Vou responder a sua primeira pergunta. Depois eu respondo à segunda, disse Shelda.  Sou cigana, filha de Nabuco e Sarai. Meus pais vieram da Romênia, há muito tempo. Eu te conheço por causa da marca que você tem no seu braço esquerdo. Essa cruz ai, essa cicatriz.

 

Sim, eu tenho uma cicatriz em forma de cruz, e ela está aqui e é bem visível, disse Miguel. Só não estou recordando de você ou de ter te contado sobre minha cicatriz.

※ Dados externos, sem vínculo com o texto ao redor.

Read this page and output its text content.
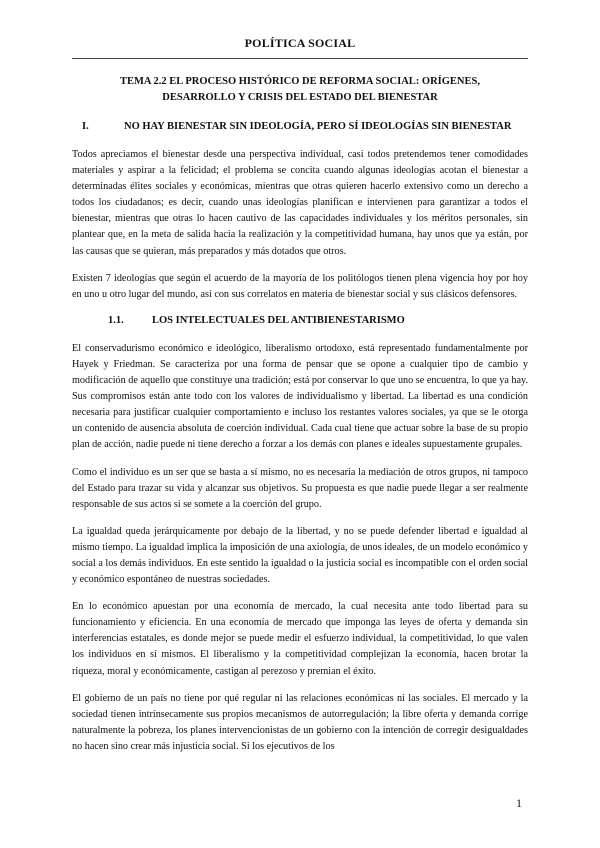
POLÍTICA SOCIAL
TEMA 2.2 EL PROCESO HISTÓRICO DE REFORMA SOCIAL: ORÍGENES,
DESARROLLO Y CRISIS DEL ESTADO DEL BIENESTAR
I.	NO HAY BIENESTAR SIN IDEOLOGÍA, PERO SÍ IDEOLOGÍAS SIN BIENESTAR

Todos apreciamos el bienestar desde una perspectiva individual, casi todos pretendemos tener comodidades materiales y aspirar a la felicidad; el problema se concita cuando algunas ideologías acotan el bienestar a determinadas élites sociales y económicas, mientras que otras quieren hacerlo extensivo como un derecho a todos los ciudadanos; es decir, cuando unas ideologías planifican e intervienen para garantizar a todos el bienestar, mientras que otras lo hacen cautivo de las capacidades individuales y los méritos personales, sin plantear que, en la meta de salida hacia la realización y la competitividad humana, hay unos que ya están, por las causas que se quieran, más preparados y más dotados que otros.

Existen 7 ideologías que según el acuerdo de la mayoría de los politólogos tienen plena vigencia hoy por hoy en uno u otro lugar del mundo, así con sus correlatos en materia de bienestar social y sus clásicos defensores.

1.1.	LOS INTELECTUALES DEL ANTIBIENESTARISMO

El conservadurismo económico e ideológico, liberalismo ortodoxo, está representado fundamentalmente por Hayek y Friedman. Se caracteriza por una forma de pensar que se opone a cualquier tipo de cambio y modificación de aquello que constituye una tradición; está por conservar lo que uno se encuentra, lo que ya hay. Sus compromisos están ante todo con los valores de individualismo y libertad. La libertad es una condición necesaria para justificar cualquier comportamiento e incluso los restantes valores sociales, ya que se le otorga un contenido de ausencia absoluta de coerción individual. Cada cual tiene que actuar sobre la base de su propio plan de acción, nadie puede ni tiene derecho a forzar a los demás con planes e ideales supuestamente grupales.

Como el individuo es un ser que se basta a sí mismo, no es necesaria la mediación de otros grupos, ni tampoco del Estado para trazar su vida y alcanzar sus objetivos. Su propuesta es que nadie puede llegar a ser realmente responsable de sus actos si se somete a la coerción del grupo.

La igualdad queda jerárquicamente por debajo de la libertad, y no se puede defender libertad e igualdad al mismo tiempo. La igualdad implica la imposición de una axiología, de unos ideales, de un modelo económico y social a los demás individuos. En este sentido la igualdad o la justicia social es incompatible con el orden social y económico espontáneo de nuestras sociedades.

En lo económico apuestan por una economía de mercado, la cual necesita ante todo libertad para su funcionamiento y eficiencia. En una economía de mercado que imponga las leyes de oferta y demanda sin interferencias estatales, es donde mejor se puede medir el esfuerzo individual, la competitividad, lo que valen los individuos en sí mismos. El liberalismo y la competitividad complejizan la economía, hacen brotar la riqueza, moral y económicamente, castigan al perezoso y premian el éxito.

El gobierno de un país no tiene por qué regular ni las relaciones económicas ni las sociales. El mercado y la sociedad tienen intrínsecamente sus propios mecanismos de autorregulación; la libre oferta y demanda corrige naturalmente la pobreza, los planes intervencionistas de un gobierno con la intención de corregir desigualdades no hacen sino crear más injusticia social. Si los ejecutivos de los

1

Miguel, eu peguei você e Santiago nos braços, disse Shelda.  Eu fui amiga da sua mãe. Há muito tempo eu passei por essa cidade. Vocês eram pequenos, e seu pai era vivo. E nessa época eu já vendia magia.

 

         Miguel ficou extremamente maravilhado com o que disse a cigana. Convidou ela para ir até a sua casa para jantar, o que ela aceitou. Não sem antes fazer Miguel jurar que iria comprar uma magia das mãos dela, antes que os ciganos fossem embora para a próxima cidade.

 

- Eu juro – disse Miguel.

 

 

      Às sete da noite Shelda estava sentada na mesa com os irmãos Miguel e Santiago. Havia pão e queijo na mesa, vinho e bolos de sementes de chocolate. Um pequeno javali assado completava a refeição, que saciou tanto a cigana quanto os dois irmãos.

 

- Miguel disse que a senhorita vende magias – disse Santiago. – O que vem ser isso?

 

- Magia são coisas que os outros não podem ter. Por isso as vendo por um preço bom e barato. E quando essas pessoas tem a magia nas mãos se sentem bem e maravilhadas.

 

- Que coisas seriam? – perguntou Santiago.

 

- Você já quis fazer ventar, não é? Eu vendo magias que podem fazer ventar, chover, crescer árvores, nascer ouro no nariz, afastar lobisomens.

 

- Você vende utilidades, então! – disse Miguel.

 

- Não são utilidades – disse Shelda indignada. – São magias, já o disse.

 

- E você conheceu a minha mãe e meu pai? – perguntou Santiago. – Eles nunca disseram que eram amigos de uma cigana.

 

- Sua mãe nunca me mencionou para vocês porque eu pedi, disse Shelda. Eu sei que ela está na Terra do Bomfim. Passamos por lá, vocês sabem, a caravana de ciganos que eu faço parte. Sua mãe mandou lembranças. Foi uma coincidência fortuita ter encontrado Miguel no grande Mercadão. Vi que seu cabelo loiro é semelhante aos cabelos de sua mãe, mais o rosto puxado em forma de tubarão é semelhante ao vosso pai, sem duvida.

 

- Que bom que você conheceu a nossa mãe! – disse Miguel.

 

   A caravana dos ciganos estava deixando a cidade quando as primeiras estrelas do céu estavam brilhando bem longe. O velho cigano que ia à frente de todos levava um pandeiro e alegre tocava ele com as mãos.

 

  Miguel havia dado uma moeda de ouro para Shelda, antes de se despedir dela. Entregue a magia para Santiago, disse Miguel, ele saberá fazer o melhor com ela.

 

          

            Quando os ciganos já estavam sumindo pelo horizonte, Santiago levantou a magia que Miguel havia comprado de Shelda, a cigana, e arremessou a magia para o céu, que se tornou negro como uma rajada de ventanias frias.

 

 

       Vários peixes prateados começaram a cair de cima das nuvens, batendo sobre as casas e sobre as árvores, derrubando as pessoas desatentas que escorregavam nas barbatanas que se espatifavam no chão.